Norman Lamont is an excellent example of why the Lords should be reformed

Yesterday Conservative peer Norman Lamont was the latest in a sequence of Tory peers to take to the pages of ConservativeHome to argue against their own party’s policy and opposed elections to the House of Lords.

However, Norman Lamont is also an excellent example of why the Lords should be reformed, for he is just the sort of MP I had mind when writing a piece for Left Foot Forward last year:

The voters have cast their verdict and an MP is out of office. What should happen to them next? Most people’s answers to that are somewhere on the spectrum from the polite (let them tidy up their affairs and see their staff properly treated as their contracts end) through to answers best not to be repeated before the watershed.

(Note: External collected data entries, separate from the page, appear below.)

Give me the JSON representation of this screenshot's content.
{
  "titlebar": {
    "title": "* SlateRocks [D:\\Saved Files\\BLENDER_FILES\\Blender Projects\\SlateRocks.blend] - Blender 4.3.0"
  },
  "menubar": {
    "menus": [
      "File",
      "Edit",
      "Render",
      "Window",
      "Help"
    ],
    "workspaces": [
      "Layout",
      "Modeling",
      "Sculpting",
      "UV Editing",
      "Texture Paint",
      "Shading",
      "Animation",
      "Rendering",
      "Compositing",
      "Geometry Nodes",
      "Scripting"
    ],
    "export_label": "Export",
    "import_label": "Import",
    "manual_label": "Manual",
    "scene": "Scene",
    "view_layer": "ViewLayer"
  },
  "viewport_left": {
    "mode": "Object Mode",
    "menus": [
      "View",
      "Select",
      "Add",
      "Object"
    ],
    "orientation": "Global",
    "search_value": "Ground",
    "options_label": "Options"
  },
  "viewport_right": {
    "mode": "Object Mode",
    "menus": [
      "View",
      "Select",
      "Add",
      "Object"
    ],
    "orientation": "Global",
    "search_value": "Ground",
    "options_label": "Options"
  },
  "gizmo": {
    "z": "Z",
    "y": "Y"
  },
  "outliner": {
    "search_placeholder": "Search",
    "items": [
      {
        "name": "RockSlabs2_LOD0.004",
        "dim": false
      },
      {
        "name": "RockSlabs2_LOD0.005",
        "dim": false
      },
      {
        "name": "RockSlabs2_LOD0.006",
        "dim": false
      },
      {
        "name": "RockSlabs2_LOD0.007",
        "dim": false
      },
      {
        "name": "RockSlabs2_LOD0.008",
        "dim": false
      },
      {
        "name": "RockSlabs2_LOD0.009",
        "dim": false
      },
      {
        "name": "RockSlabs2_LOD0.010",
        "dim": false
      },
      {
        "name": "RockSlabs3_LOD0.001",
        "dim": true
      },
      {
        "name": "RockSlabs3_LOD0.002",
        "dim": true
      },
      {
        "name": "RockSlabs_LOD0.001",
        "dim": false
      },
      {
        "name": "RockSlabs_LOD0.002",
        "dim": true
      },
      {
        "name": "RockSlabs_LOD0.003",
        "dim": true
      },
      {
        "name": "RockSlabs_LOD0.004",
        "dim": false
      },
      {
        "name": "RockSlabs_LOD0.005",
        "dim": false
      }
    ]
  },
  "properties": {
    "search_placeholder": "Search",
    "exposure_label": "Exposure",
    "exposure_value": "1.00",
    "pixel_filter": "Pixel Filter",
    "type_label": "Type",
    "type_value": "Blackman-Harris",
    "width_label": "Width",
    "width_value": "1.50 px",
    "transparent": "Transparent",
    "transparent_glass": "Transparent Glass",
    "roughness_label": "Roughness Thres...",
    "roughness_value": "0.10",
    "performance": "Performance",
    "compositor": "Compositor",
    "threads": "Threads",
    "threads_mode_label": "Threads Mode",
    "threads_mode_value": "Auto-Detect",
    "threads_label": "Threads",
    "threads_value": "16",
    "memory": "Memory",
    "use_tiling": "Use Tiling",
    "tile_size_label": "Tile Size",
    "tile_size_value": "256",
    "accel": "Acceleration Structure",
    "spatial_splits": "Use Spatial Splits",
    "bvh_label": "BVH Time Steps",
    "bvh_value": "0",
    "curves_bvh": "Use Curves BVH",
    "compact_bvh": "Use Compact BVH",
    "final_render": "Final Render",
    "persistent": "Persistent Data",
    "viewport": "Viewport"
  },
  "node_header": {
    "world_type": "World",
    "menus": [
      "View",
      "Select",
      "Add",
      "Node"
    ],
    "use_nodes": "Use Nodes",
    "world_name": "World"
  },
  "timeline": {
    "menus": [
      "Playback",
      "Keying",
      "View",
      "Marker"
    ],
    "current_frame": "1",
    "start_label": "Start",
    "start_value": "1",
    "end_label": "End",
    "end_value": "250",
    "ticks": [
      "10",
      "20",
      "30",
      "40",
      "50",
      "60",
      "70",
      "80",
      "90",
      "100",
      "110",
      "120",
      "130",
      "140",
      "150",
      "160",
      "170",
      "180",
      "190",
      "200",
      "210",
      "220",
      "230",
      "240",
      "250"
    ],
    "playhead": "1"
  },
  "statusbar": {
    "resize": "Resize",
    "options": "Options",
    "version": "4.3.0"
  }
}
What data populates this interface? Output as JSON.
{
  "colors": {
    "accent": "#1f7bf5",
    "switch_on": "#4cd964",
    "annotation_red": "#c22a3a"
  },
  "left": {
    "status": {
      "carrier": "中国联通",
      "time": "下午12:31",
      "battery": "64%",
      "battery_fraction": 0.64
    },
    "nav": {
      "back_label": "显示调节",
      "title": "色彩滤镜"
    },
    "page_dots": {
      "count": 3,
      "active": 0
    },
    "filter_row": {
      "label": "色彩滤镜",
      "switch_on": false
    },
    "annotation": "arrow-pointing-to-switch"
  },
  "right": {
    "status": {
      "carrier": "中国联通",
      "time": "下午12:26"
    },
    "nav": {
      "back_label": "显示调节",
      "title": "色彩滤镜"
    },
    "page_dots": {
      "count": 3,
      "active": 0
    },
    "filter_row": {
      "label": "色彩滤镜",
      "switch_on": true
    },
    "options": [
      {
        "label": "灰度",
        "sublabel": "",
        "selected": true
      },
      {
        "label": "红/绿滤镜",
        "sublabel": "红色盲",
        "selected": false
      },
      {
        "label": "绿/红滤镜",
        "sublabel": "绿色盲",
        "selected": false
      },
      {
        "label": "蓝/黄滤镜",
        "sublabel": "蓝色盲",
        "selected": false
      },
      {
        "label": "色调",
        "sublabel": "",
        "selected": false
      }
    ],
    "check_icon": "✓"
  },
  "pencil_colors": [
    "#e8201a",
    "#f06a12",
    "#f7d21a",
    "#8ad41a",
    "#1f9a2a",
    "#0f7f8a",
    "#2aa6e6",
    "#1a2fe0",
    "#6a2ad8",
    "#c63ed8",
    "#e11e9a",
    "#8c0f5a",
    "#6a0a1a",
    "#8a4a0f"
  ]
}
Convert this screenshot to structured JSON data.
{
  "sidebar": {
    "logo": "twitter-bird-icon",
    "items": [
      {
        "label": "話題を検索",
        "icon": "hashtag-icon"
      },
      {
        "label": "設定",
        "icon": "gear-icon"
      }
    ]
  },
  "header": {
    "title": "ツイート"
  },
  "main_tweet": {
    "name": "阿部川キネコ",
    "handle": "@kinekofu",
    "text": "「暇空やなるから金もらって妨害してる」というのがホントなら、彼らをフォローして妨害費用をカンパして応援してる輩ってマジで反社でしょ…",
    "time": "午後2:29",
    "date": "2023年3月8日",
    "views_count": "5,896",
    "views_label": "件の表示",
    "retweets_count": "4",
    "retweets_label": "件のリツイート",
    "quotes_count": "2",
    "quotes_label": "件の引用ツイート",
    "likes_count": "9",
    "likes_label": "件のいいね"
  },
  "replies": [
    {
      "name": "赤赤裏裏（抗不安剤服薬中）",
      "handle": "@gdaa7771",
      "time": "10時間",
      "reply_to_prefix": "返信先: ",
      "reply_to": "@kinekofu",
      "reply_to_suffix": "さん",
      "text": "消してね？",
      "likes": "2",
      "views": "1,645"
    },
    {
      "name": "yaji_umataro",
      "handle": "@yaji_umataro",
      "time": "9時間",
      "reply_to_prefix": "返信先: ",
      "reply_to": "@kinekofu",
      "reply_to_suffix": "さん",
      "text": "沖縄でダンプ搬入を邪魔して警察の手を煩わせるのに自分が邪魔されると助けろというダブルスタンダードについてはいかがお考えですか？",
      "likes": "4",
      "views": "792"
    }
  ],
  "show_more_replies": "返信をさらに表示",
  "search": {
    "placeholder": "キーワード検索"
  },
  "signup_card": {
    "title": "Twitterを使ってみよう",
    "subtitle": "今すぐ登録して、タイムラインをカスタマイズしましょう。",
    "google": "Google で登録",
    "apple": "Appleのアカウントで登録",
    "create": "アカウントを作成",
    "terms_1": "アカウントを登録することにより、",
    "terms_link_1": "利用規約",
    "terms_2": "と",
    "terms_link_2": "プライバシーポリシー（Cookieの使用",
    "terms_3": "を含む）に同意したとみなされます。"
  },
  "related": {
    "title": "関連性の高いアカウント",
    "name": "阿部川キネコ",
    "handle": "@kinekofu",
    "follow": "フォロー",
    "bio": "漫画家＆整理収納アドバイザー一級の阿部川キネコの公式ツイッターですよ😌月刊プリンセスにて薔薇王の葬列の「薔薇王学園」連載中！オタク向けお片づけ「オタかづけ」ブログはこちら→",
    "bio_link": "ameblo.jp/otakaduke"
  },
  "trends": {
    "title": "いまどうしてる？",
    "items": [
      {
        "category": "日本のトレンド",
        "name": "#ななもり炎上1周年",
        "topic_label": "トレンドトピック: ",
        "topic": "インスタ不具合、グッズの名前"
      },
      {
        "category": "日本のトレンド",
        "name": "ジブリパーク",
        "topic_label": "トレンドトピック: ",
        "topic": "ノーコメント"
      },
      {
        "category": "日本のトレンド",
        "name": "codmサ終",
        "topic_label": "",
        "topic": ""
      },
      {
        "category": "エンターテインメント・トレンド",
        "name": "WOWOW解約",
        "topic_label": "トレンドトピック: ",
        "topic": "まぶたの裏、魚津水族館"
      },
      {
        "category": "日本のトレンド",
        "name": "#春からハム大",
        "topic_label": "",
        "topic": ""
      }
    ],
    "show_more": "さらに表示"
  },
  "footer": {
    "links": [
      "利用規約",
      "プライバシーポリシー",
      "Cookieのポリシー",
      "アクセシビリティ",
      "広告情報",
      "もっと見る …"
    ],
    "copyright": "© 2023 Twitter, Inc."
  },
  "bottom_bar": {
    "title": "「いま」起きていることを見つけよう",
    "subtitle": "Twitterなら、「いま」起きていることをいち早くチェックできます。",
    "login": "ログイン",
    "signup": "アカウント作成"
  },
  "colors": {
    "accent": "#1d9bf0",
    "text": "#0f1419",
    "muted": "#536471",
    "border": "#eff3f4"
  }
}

But our political system has a remarkable answer. For a lucky group, the answer to being voted out of parliament is to say to them “now you’ve been voted out, you can have a seat in parliament for life instead”.

The way ex-MPs get recycled back into parliament courtesy of a seat in the House of Lords is often reported, but the democratic offensiveness of it is rarely commented on. Voted out? Have a seat for life.

I don’t begrudge the defeated politicians who take up the offer because, after all, if they say “no” then their own party usually cannot transfer the offer to another person. Moreover, some rescued defeated MPs of all parties have turned out to be great members of the Lords.

But it’s right up there with the duck houses in showing a political class out of touch with basic common-sense to think it is acceptable to stick with a system where defeat doesn’t mean defeat but means a seat for life instead.

Norman Lamont was voted out of by the public in the 1997 general election. How did the political system respond? It ended up giving him a seat in Parliament for life instead.

It is not only that the Lords is not democratic, that way of behaving undermines the democracy of the Commons too.

4 responses to “Norman Lamont is an excellent example of why the Lords should be reformed”

  1. So what would you say to peers from our own party, like David Steele, who also oppose this reform?

    • I would remind him of the many manifestos, party political broadcasts and speeches that he fronted as party leader and which called for Lords reform…!

    • OK, but it's a question of practicality.As you yourself remind people, as a party, we are not in power. We need the help of others to bring this off, and that help is simply not forthcoming.

  2. ~Well, he clearly doesn't see it as a priority now, and neither do the electorate. They will see it as another LibDem nostrum, rather than the main business of government.